A number of organisations are willing to buy properties from home owners on terms requiring them to grant a lease back to the former owners, to enable them to release the equity in their properties without having to move. The issue in Delaney v Can Chen [2020] EWHC 6 (Ch); [2009] PLSCS 18 was whether, and to what extent, such a transaction may be vulnerable to attack as a transaction at an undervalue.

A person transfers a property at an undervalue if the value of the consideration, in money or money’s worth, received from the transferee is significantly less than the value, in money or money’s worth, of the property transferred by the transferor.  If a person enters into a transaction at an undervalue to put assets beyond the reach of creditors, the court can make an order requiring the parties to “undo” the transaction: section 423 Insolvency Act 1986.
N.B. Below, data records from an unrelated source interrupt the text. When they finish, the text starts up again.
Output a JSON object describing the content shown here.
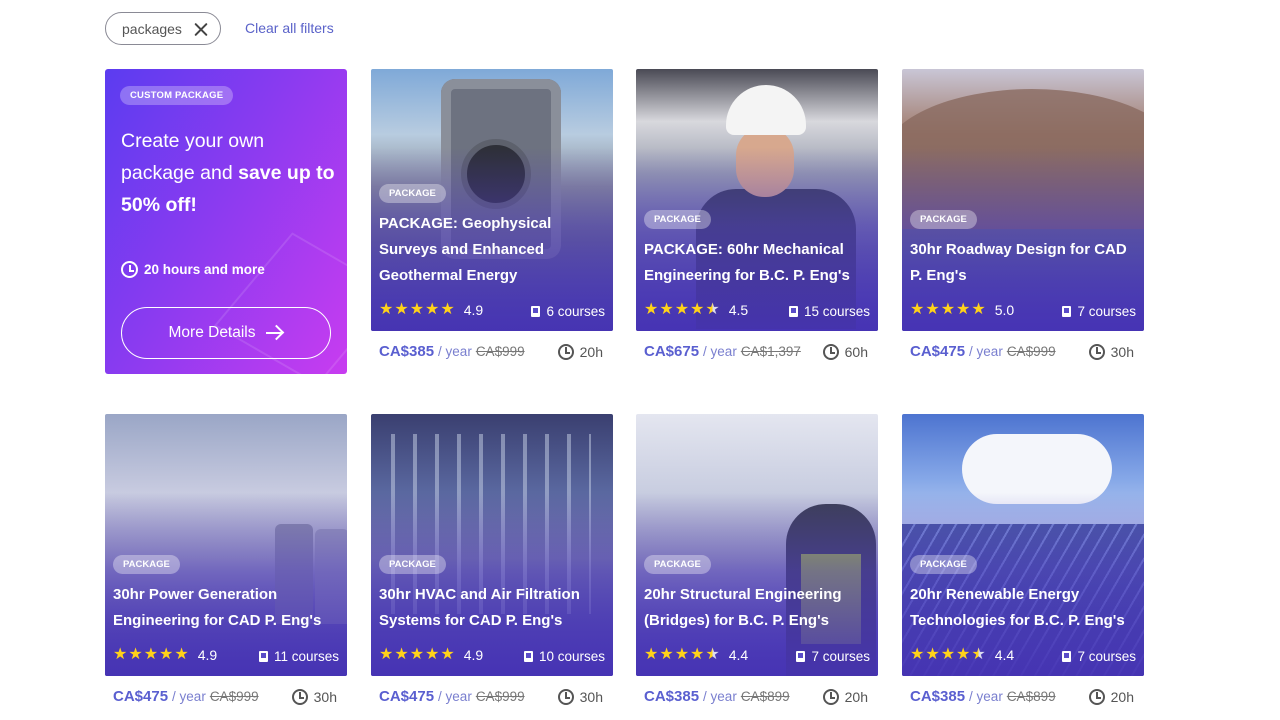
{
  "filters": {
    "chip_label": "packages",
    "clear_label": "Clear all filters"
  },
  "promo": {
    "badge": "CUSTOM PACKAGE",
    "headline_1": "Create your own package and ",
    "headline_bold": "save up to 50% off!",
    "hours": "20 hours and more",
    "button": "More Details"
  },
  "colors": {
    "accent": "#5a5fd0",
    "star": "#ffd21a",
    "promo_gradient_start": "#5b3cf0",
    "promo_gradient_end": "#c83cf0"
  },
  "cards": [
    {
      "badge": "PACKAGE",
      "title": "PACKAGE: Geophysical Surveys and Enhanced Geothermal Energy",
      "rating": "4.9",
      "stars": 5,
      "courses": "6 courses",
      "price": "CA$385",
      "per": "/ year",
      "old_price": "CA$999",
      "duration": "20h",
      "image_icon": "surveying-instrument"
    },
    {
      "badge": "PACKAGE",
      "title": "PACKAGE: 60hr Mechanical Engineering for B.C. P. Eng's",
      "rating": "4.5",
      "stars": 4.5,
      "courses": "15 courses",
      "price": "CA$675",
      "per": "/ year",
      "old_price": "CA$1,397",
      "duration": "60h",
      "image_icon": "engineer-in-hardhat"
    },
    {
      "badge": "PACKAGE",
      "title": "30hr Roadway Design for CAD P. Eng's",
      "rating": "5.0",
      "stars": 5,
      "courses": "7 courses",
      "price": "CA$475",
      "per": "/ year",
      "old_price": "CA$999",
      "duration": "30h",
      "image_icon": "landscape-road"
    },
    {
      "badge": "PACKAGE",
      "title": "30hr Power Generation Engineering for CAD P. Eng's",
      "rating": "4.9",
      "stars": 5,
      "courses": "11 courses",
      "price": "CA$475",
      "per": "/ year",
      "old_price": "CA$999",
      "duration": "30h",
      "image_icon": "cooling-towers"
    },
    {
      "badge": "PACKAGE",
      "title": "30hr HVAC and Air Filtration Systems for CAD P. Eng's",
      "rating": "4.9",
      "stars": 5,
      "courses": "10 courses",
      "price": "CA$475",
      "per": "/ year",
      "old_price": "CA$999",
      "duration": "30h",
      "image_icon": "industrial-pipes"
    },
    {
      "badge": "PACKAGE",
      "title": "20hr Structural Engineering (Bridges) for B.C. P. Eng's",
      "rating": "4.4",
      "stars": 4.5,
      "courses": "7 courses",
      "price": "CA$385",
      "per": "/ year",
      "old_price": "CA$899",
      "duration": "20h",
      "image_icon": "construction-worker"
    },
    {
      "badge": "PACKAGE",
      "title": "20hr Renewable Energy Technologies for B.C. P. Eng's",
      "rating": "4.4",
      "stars": 4.5,
      "courses": "7 courses",
      "price": "CA$385",
      "per": "/ year",
      "old_price": "CA$899",
      "duration": "20h",
      "image_icon": "solar-panels"
    }
  ]
}
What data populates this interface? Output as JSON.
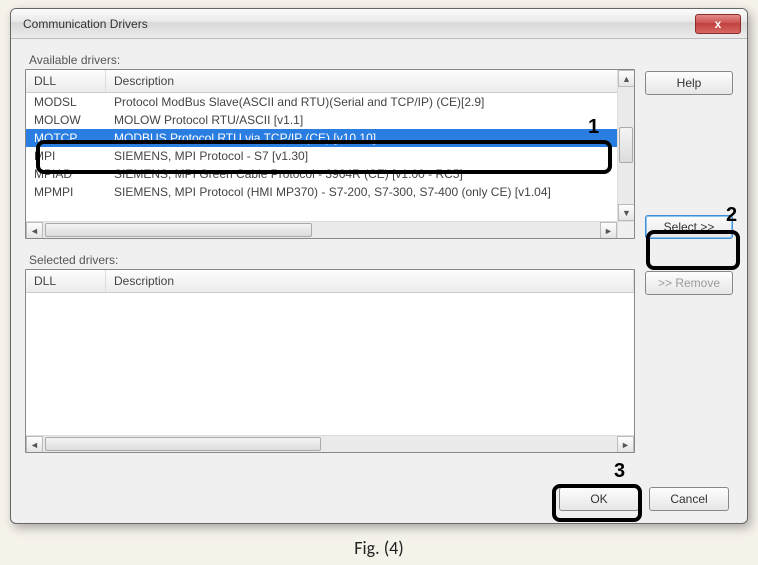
{
  "dialog": {
    "title": "Communication Drivers",
    "available_label": "Available drivers:",
    "selected_label": "Selected drivers:",
    "columns": {
      "dll": "DLL",
      "description": "Description"
    },
    "buttons": {
      "help": "Help",
      "select": "Select >>",
      "remove": ">> Remove",
      "ok": "OK",
      "cancel": "Cancel",
      "close_glyph": "x"
    }
  },
  "available": [
    {
      "dll": "MODSL",
      "description": "Protocol ModBus Slave(ASCII and RTU)(Serial and TCP/IP) (CE)[2.9]",
      "selected": false
    },
    {
      "dll": "MOLOW",
      "description": "MOLOW Protocol RTU/ASCII [v1.1]",
      "selected": false
    },
    {
      "dll": "MOTCP",
      "description": "MODBUS Protocol RTU via TCP/IP (CE) [v10.10]",
      "selected": true
    },
    {
      "dll": "MPI",
      "description": "SIEMENS, MPI Protocol - S7 [v1.30]",
      "selected": false
    },
    {
      "dll": "MPIAD",
      "description": "SIEMENS, MPI Green Cable Protocol - 3964R (CE) [v1.00 - RC5]",
      "selected": false
    },
    {
      "dll": "MPMPI",
      "description": "SIEMENS, MPI Protocol (HMI MP370) - S7-200, S7-300, S7-400 (only CE) [v1.04]",
      "selected": false
    }
  ],
  "selected": [],
  "annotations": {
    "one": "1",
    "two": "2",
    "three": "3"
  },
  "figure_caption": "Fig. (4)"
}
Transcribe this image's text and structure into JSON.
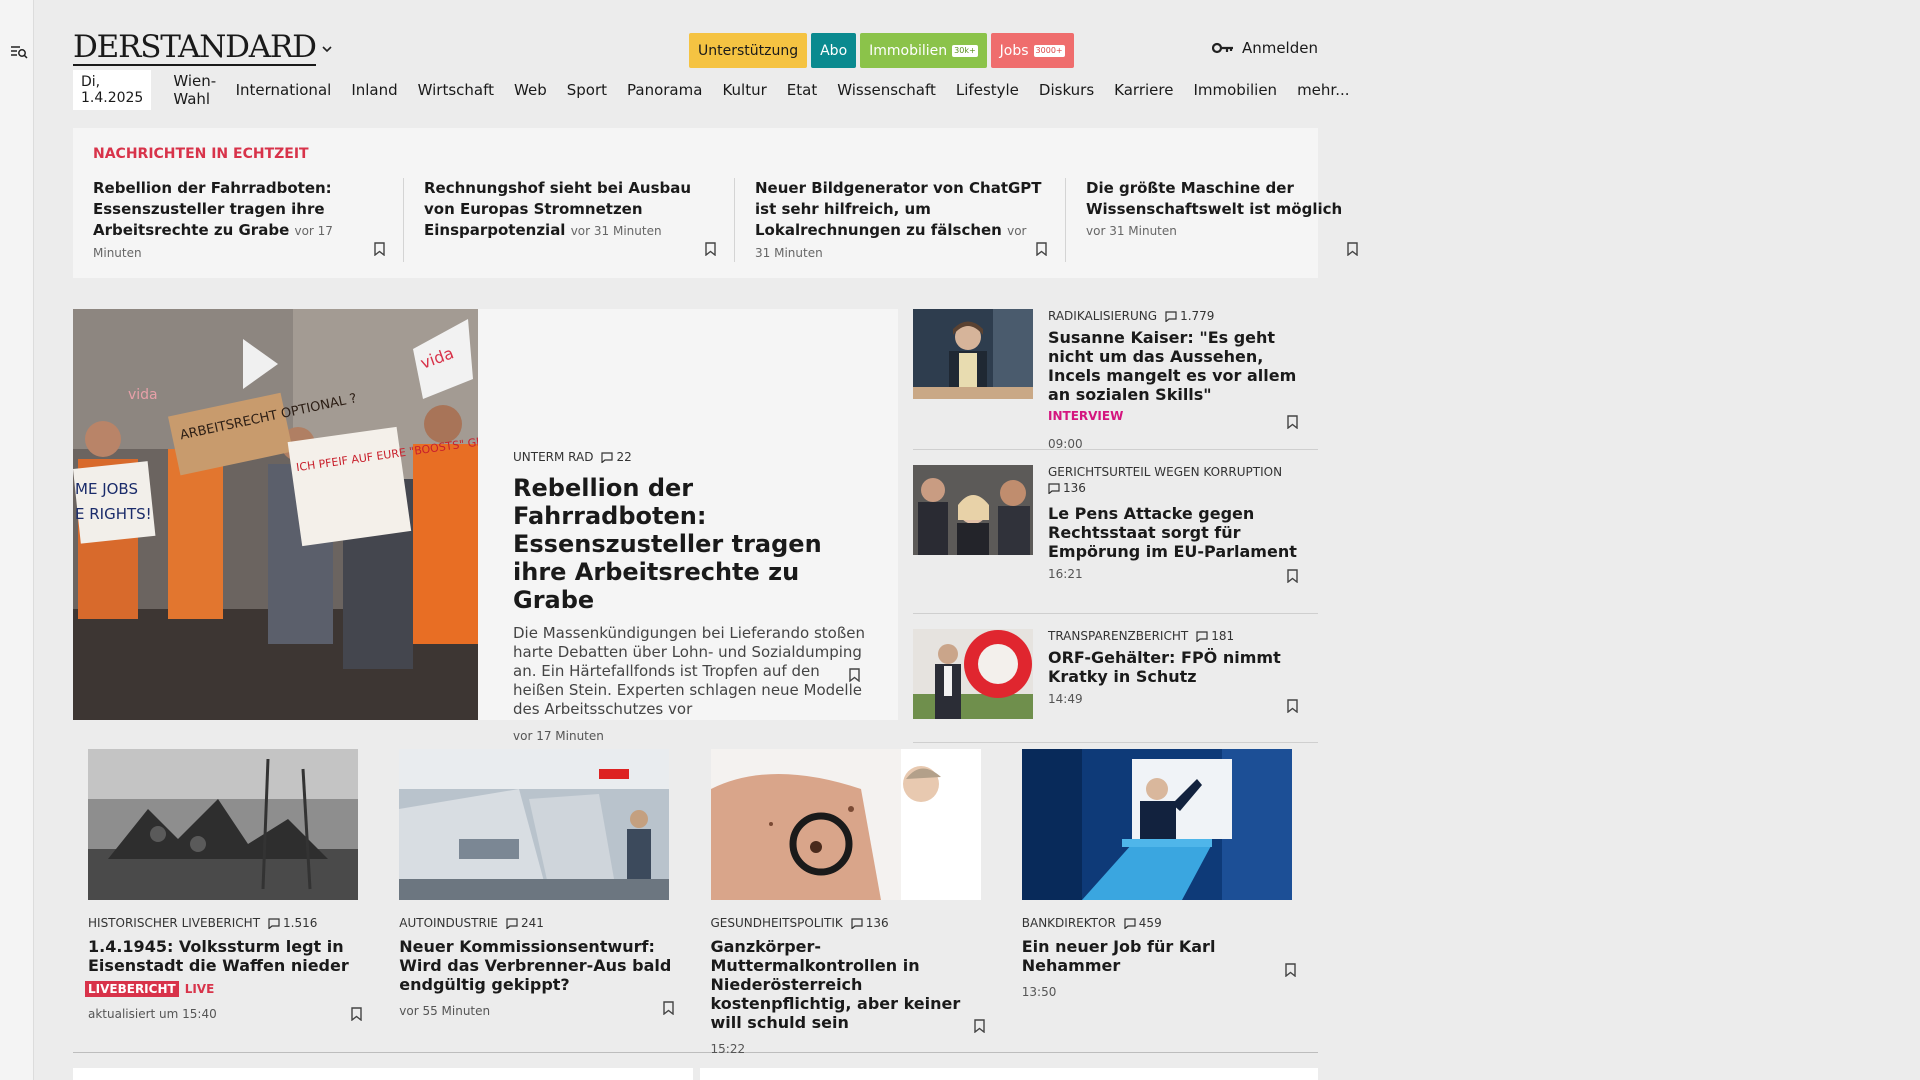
{
  "header": {
    "logo": "DERSTANDARD",
    "pills": [
      {
        "label": "Unterstützung",
        "badge": ""
      },
      {
        "label": "Abo",
        "badge": ""
      },
      {
        "label": "Immobilien",
        "badge": "30k+"
      },
      {
        "label": "Jobs",
        "badge": "3000+"
      }
    ],
    "login_label": "Anmelden"
  },
  "nav": {
    "date": "Di, 1.4.2025",
    "items": [
      "Wien-Wahl",
      "International",
      "Inland",
      "Wirtschaft",
      "Web",
      "Sport",
      "Panorama",
      "Kultur",
      "Etat",
      "Wissenschaft",
      "Lifestyle",
      "Diskurs",
      "Karriere",
      "Immobilien",
      "mehr..."
    ]
  },
  "ticker": {
    "title": "NACHRICHTEN IN ECHTZEIT",
    "items": [
      {
        "headline": "Rebellion der Fahrradboten: Essenszusteller tragen ihre Arbeitsrechte zu Grabe",
        "time": "vor 17 Minuten"
      },
      {
        "headline": "Rechnungshof sieht bei Ausbau von Europas Stromnetzen Einsparpotenzial",
        "time": "vor 31 Minuten"
      },
      {
        "headline": "Neuer Bildgenerator von ChatGPT ist sehr hilfreich, um Lokalrechnungen zu fälschen",
        "time": "vor 31 Minuten"
      },
      {
        "headline": "Die größte Maschine der Wissenschaftswelt ist möglich",
        "time": "vor 31 Minuten"
      }
    ]
  },
  "lead": {
    "kicker": "UNTERM RAD",
    "comments": "22",
    "title": "Rebellion der Fahrradboten: Essenszusteller tragen ihre Arbeitsrechte zu Grabe",
    "teaser": "Die Massenkündigungen bei Lieferando stoßen harte Debatten über Lohn- und Sozialdumping an. Ein Härtefallfonds ist Tropfen auf den heißen Stein. Experten schlagen neue Modelle des Arbeitsschutzes vor",
    "time": "vor 17 Minuten",
    "signs": [
      "ME JOBS",
      "E RIGHTS!",
      "ARBEITSRECHT OPTIONAL ?",
      "ICH PFEIF AUF EURE \"BOOSTS\" GEBT MIR ARBEITSRECHT",
      "vida",
      "vida"
    ]
  },
  "side": [
    {
      "kicker": "RADIKALISIERUNG",
      "comments": "1.779",
      "title": "Susanne Kaiser: \"Es geht nicht um das Aussehen, Incels mangelt es vor allem an sozialen Skills\"",
      "tag": "INTERVIEW",
      "time": "09:00"
    },
    {
      "kicker": "GERICHTSURTEIL WEGEN KORRUPTION",
      "comments": "136",
      "title": "Le Pens Attacke gegen Rechtsstaat sorgt für Empörung im EU-Parlament",
      "tag": "",
      "time": "16:21"
    },
    {
      "kicker": "TRANSPARENZBERICHT",
      "comments": "181",
      "title": "ORF-Gehälter: FPÖ nimmt Kratky in Schutz",
      "tag": "",
      "time": "14:49"
    }
  ],
  "cards": [
    {
      "kicker": "HISTORISCHER LIVEBERICHT",
      "comments": "1.516",
      "title": "1.4.1945: Volkssturm legt in Eisenstadt die Waffen nieder",
      "live_badge": "LIVEBERICHT",
      "live_text": "LIVE",
      "time": "aktualisiert um 15:40"
    },
    {
      "kicker": "AUTOINDUSTRIE",
      "comments": "241",
      "title": "Neuer Kommissionsentwurf: Wird das Verbrenner-Aus bald endgültig gekippt?",
      "live_badge": "",
      "live_text": "",
      "time": "vor 55 Minuten"
    },
    {
      "kicker": "GESUNDHEITSPOLITIK",
      "comments": "136",
      "title": "Ganzkörper-Muttermalkontrollen in Niederösterreich kostenpflichtig, aber keiner will schuld sein",
      "live_badge": "",
      "live_text": "",
      "time": "15:22"
    },
    {
      "kicker": "BANKDIREKTOR",
      "comments": "459",
      "title": "Ein neuer Job für Karl Nehammer",
      "live_badge": "",
      "live_text": "",
      "time": "13:50"
    }
  ],
  "icons": {
    "menu": "menu-search-icon",
    "chevron": "chevron-down-icon",
    "key": "key-icon",
    "comment": "comment-icon",
    "bookmark": "bookmark-icon"
  },
  "colors": {
    "ticker_title": "#d8334a",
    "interview_tag": "#d4157f",
    "live": "#d8334a",
    "pill_support": "#f5c342",
    "pill_abo": "#0a8a8f",
    "pill_immo": "#8bc34a",
    "pill_jobs": "#ef6d6d"
  }
}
In Delaney, the buyer granted the home owner a tenancy of his property in May 2008. The evidence indicated that the property was worth £275,000, but the home owner sold the property to the buyer for £210,000. His creditors challenged the sale on the ground that it was a transaction at an undervalue.

The judge ruled that a transaction that depletes the transferor’s assets will not necessarily constitute a transfer at an undervalue. The buyer had not acquired the unencumbered freehold, but had acquired the freehold subject to the tenancy in favour of the home owner.

The lease formed part of the consideration for the purposes of section 423. There was nothing precarious about the tenancy and it had the potential to last for at least 21 years.  It had a premium value, even though the tenancy was expressed to be personal to the home owner and was, therefore, unassignable.  Its surrender value was measurable in money’s worth, and there was no basis for concluding that it had no value at all. It was for the creditors to show that the transaction was at an undervalue, that is, the tenancy had a premium value of less than £65,000. They had not produced such evidence and, consequently, their action failed.

Interestingly, the judge ruled that the outcome would not have been different had the transaction followed a more conventional course and the transfer and lease back had both been executed simultaneously. This was because the transfer and tenancy were indissolubly bound up as part of the same overall transaction.

Following concern that some unscrupulous companies may take advantage of struggling home owners, Shelter has advised that home owners obtain independent valuations from established estate agencies before entering into sale-and-lease-back schemes. This decision indicates that sale-and-lease-back companies would be well advised to obtain independent valuations for their own protection too.